All'ottavo posto la spiaggia di Clifton Beach, a Cape Town in Sudafrica. Non una, ma quattro spiagge in una delle zone più costose dell'estrema punta sud del continente africano. Ostile ai bagnanti della domenica per la forza delle correnti e per l'acqua gelida, è a giudizio insindacabile una delle località urbane più fascinose del pianeta.
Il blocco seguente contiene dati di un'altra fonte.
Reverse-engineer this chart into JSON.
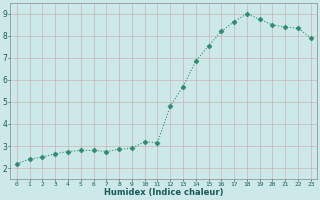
{
  "x": [
    0,
    1,
    2,
    3,
    4,
    5,
    6,
    7,
    8,
    9,
    10,
    11,
    12,
    13,
    14,
    15,
    16,
    17,
    18,
    19,
    20,
    21,
    22,
    23
  ],
  "y": [
    2.2,
    2.4,
    2.5,
    2.65,
    2.75,
    2.8,
    2.8,
    2.75,
    2.85,
    2.9,
    3.2,
    3.15,
    4.8,
    5.7,
    6.85,
    7.55,
    8.2,
    8.65,
    9.0,
    8.75,
    8.5,
    8.4,
    8.35,
    7.9
  ],
  "xlabel": "Humidex (Indice chaleur)",
  "ylim": [
    1.5,
    9.5
  ],
  "xlim": [
    -0.5,
    23.5
  ],
  "yticks": [
    2,
    3,
    4,
    5,
    6,
    7,
    8,
    9
  ],
  "xticks": [
    0,
    1,
    2,
    3,
    4,
    5,
    6,
    7,
    8,
    9,
    10,
    11,
    12,
    13,
    14,
    15,
    16,
    17,
    18,
    19,
    20,
    21,
    22,
    23
  ],
  "line_color": "#2e8b6e",
  "bg_color": "#cde8e8",
  "grid_color": "#b8d4d4",
  "marker": "D",
  "marker_size": 2.5,
  "linewidth": 0.8
}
Nono posto pari merito per Chowpatty Beach a Mumbai, e Goa, entrambe in India. Poco frequentate dagli italiani, durante il giorno le due spiagge sono il luogo di ritrovo dei felicemente disoccupati che dormono all'ombra degli alberi. Ma la sera l'atmosfera è più simile a un carnevale: bambini che urlano dalle ruote panoramiche, astrologi lungo la costa, spettacoli di strada ed anche le sedicenti ginnaste che assumeranno incredibili posizioni yoga in cambio di qualche rupia. Immancabile lo spuntino a base di croccante riso soffiato e semolino. Degno di Bollywood.

Sarà per campanilismo, ma al decimo posto non può mancare Rimini e tutta la riviera romagnola. È vero, il mare lascia un po' a desiderare, ma la movida diurna e notturna della riviera per antonomasia non ha eguali. Un'unica città ed un unico lungomare per chilometri e chilometri di “bagni”, ombrelloni, discoteche, locali, bar, divertimento. Non sarà recensita dai magazine mondiali, ma Rimini da oltre 150 anni è il biglietto da visita dell'accoglienza italian style.